When police arrived at the family home in Morland Road, Croydon, south London, they found 77-year-old Mrs Pereira dead.
D'Silva (pictured) told police she heard a voice in her head telling her to kill her mother, the Old Bailey heard.
A post-mortem examination found that none of Mrs Pereira's illnesses contributed to her death, which was found to be consistent with D'Silva's explanation.
Prosecutor Oliver Glasgow QC told the Old Bailey that D'Silva had a history of mental illness and was sectioned in 1996 after she tried to commit suicide.
A psychiatric report found she had been "actively psychotic" at the time of the killing and had paranoid schizophrenia.
Dr Frank Farnham wrote in his report that D'Silva's psychotic symptoms had "fluctuated in intensity since her original overdose in 1996 but that her mental state has deteriorated in recent months as a result of the stress of caring for her mother".
On Monday, D'Silva pleaded guilty to manslaughter on the basis of diminished responsibility, which was accepted by the prosecution.
Her husband, Joe D'Silva, who attended court with other family members, described her as "devoted to her mother".
He wrote: "She never asked for help and she was very close to her mother."
The family, who supported the defendant, found it "very difficult to comprehend this has happened", said Judith Khan QC, mitigating.
Judge Nicholas Hilliard QC handed D'Silva a hospital order with a restriction order without limit of time and returned her to River House at Bethlem Royal Hospital in south London.
On her care for Ms Pereira in the past, the judge told the defendant: "There is nothing to suggest you did not ordinarily look after her properly.

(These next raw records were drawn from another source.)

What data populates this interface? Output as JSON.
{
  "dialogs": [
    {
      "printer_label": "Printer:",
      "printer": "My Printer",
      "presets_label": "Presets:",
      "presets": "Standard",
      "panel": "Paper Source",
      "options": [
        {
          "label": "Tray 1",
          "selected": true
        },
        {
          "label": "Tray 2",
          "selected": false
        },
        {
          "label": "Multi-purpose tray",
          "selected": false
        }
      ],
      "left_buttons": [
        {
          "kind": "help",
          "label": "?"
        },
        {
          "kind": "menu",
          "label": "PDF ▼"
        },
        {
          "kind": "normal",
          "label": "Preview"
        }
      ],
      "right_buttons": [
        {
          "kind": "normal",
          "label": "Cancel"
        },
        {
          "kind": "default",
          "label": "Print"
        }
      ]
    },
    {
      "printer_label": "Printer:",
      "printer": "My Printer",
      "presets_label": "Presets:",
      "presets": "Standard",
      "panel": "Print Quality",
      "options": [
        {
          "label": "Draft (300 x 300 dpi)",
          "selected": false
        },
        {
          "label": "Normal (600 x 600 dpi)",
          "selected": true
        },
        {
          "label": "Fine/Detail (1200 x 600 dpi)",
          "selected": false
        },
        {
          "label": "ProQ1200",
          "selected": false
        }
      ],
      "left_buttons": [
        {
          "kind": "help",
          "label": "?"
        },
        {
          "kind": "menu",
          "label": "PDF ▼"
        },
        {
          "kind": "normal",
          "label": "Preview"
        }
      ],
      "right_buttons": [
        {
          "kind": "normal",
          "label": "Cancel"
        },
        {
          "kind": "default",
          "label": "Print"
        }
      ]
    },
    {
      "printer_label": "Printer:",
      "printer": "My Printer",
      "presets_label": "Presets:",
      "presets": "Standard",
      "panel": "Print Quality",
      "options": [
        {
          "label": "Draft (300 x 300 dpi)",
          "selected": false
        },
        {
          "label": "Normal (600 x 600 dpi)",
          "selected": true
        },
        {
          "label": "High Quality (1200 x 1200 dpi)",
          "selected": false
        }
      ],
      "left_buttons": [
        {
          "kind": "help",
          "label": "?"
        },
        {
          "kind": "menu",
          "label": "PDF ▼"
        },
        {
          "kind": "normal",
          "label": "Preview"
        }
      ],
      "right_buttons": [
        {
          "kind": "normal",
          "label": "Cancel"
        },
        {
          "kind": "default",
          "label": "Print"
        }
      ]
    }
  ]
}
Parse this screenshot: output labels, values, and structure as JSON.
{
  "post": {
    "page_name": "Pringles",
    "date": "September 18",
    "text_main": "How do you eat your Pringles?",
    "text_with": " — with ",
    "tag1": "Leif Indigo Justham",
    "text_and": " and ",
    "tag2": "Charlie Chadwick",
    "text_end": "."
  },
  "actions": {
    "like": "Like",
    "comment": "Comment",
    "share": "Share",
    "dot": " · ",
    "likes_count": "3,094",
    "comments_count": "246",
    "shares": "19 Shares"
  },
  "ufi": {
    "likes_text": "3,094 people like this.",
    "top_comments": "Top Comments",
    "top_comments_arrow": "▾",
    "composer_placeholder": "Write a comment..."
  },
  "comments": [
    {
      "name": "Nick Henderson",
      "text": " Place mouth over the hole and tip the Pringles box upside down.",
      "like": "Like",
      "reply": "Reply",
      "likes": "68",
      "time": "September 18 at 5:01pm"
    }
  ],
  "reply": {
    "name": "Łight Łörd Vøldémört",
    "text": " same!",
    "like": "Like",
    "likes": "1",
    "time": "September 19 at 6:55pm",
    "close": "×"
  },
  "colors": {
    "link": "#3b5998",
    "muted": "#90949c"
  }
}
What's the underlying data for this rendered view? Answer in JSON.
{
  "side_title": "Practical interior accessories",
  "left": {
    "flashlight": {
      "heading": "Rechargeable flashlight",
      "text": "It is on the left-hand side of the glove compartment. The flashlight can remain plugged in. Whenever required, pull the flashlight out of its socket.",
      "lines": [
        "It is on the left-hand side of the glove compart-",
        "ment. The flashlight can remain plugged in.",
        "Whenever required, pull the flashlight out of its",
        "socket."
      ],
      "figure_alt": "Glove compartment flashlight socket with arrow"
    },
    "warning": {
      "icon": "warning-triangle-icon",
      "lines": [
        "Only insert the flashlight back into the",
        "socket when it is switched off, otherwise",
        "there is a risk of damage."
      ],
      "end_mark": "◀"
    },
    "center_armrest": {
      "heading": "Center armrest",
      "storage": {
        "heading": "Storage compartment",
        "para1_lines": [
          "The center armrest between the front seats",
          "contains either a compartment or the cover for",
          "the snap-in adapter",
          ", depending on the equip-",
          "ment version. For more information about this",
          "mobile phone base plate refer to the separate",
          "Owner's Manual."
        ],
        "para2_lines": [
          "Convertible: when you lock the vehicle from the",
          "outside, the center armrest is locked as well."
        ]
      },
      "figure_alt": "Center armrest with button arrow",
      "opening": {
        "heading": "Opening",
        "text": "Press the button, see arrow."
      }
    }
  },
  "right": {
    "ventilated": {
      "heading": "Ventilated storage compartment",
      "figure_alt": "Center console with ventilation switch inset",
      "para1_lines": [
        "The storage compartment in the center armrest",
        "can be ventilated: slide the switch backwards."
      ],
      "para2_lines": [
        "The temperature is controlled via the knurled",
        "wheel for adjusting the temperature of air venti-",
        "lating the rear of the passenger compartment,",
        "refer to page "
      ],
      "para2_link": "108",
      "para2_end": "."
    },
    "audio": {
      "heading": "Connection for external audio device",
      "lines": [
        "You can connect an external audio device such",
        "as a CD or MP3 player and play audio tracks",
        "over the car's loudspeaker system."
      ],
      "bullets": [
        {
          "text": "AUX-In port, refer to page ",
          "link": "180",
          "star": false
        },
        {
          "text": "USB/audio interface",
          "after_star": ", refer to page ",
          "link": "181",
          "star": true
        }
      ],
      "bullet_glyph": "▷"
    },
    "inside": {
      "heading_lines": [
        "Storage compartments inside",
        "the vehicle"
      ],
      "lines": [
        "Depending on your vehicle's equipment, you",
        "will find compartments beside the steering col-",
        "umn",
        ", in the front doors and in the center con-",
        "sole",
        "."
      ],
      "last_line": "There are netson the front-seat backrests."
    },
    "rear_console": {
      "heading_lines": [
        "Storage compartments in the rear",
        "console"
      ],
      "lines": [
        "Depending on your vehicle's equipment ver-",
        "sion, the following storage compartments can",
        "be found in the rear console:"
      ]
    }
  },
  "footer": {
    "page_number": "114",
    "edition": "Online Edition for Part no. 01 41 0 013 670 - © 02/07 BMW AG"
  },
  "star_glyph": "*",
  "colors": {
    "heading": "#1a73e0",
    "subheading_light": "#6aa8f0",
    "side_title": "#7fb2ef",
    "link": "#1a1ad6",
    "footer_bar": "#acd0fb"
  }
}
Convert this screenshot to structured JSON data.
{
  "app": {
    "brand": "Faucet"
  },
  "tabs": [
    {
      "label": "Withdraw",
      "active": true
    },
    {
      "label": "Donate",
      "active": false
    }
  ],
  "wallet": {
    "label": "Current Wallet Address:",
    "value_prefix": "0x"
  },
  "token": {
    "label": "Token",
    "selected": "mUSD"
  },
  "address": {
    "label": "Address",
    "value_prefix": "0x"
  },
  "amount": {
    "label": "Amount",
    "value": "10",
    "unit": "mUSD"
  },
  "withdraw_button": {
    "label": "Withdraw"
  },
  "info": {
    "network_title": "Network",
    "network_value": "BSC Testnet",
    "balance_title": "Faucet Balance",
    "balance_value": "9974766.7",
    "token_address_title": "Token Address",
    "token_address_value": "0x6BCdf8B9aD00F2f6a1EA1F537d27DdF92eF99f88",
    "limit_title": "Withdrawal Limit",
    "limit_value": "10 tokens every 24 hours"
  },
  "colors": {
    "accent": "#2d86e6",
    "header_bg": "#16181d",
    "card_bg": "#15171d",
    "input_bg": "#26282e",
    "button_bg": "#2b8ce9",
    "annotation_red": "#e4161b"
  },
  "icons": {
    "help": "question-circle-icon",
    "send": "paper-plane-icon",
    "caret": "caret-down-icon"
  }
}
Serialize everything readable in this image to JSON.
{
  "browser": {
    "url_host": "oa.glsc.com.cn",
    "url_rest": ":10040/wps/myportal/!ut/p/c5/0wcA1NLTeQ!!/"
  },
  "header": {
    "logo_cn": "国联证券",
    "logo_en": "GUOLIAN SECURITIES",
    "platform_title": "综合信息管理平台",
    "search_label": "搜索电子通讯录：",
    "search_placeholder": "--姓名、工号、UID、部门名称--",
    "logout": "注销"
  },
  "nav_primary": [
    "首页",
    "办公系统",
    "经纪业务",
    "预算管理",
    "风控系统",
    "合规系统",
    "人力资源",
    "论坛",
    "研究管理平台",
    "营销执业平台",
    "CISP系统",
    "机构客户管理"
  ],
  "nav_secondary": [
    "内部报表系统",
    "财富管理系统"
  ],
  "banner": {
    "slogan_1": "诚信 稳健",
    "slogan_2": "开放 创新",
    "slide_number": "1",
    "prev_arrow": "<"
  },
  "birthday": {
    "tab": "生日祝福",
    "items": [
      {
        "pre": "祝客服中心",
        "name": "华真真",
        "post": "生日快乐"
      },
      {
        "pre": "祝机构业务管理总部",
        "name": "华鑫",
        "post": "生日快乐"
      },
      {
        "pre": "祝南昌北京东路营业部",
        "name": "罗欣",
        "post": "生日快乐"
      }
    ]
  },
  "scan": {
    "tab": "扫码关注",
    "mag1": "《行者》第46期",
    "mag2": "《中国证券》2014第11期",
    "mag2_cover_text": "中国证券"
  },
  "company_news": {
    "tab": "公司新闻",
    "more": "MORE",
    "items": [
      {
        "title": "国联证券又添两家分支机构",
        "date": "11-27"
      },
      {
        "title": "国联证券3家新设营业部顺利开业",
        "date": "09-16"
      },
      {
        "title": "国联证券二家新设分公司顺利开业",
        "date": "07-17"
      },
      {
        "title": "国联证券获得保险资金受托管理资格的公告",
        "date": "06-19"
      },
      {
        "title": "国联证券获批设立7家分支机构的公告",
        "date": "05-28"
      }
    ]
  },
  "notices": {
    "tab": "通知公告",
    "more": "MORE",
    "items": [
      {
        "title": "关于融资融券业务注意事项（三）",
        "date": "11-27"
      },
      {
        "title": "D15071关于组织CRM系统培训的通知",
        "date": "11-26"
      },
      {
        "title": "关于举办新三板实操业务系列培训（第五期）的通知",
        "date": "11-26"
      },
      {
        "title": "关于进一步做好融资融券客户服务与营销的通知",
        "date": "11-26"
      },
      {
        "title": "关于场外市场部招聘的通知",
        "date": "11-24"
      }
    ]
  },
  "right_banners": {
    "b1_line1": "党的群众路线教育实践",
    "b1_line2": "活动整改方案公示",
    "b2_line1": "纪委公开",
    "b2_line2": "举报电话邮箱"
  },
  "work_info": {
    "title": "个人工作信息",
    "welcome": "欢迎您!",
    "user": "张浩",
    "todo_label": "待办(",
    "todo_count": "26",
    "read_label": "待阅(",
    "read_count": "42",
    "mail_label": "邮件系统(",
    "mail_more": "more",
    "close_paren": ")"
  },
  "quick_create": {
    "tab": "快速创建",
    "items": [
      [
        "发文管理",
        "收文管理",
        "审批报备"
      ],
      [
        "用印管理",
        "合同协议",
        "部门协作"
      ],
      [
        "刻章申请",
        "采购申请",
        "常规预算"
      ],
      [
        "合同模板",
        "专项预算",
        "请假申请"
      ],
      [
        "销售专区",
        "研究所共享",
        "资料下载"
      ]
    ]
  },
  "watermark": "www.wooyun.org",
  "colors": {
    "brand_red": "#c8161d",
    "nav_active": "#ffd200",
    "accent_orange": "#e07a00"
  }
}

"She had lived with you for a number of years and there is evidence you were devoted to her.
"But on 25 October last year you gave her insulin, having set the administration device to maximum, and then smothered her with a pillow.
"But for mental illness for which you are not responsible, you would not have committed this offence."
Detective Sergeant Brendan Ward, from the Metropolitan Police, said: "This is a very sad case and our thoughts and sympathies are with the family at this difficult time."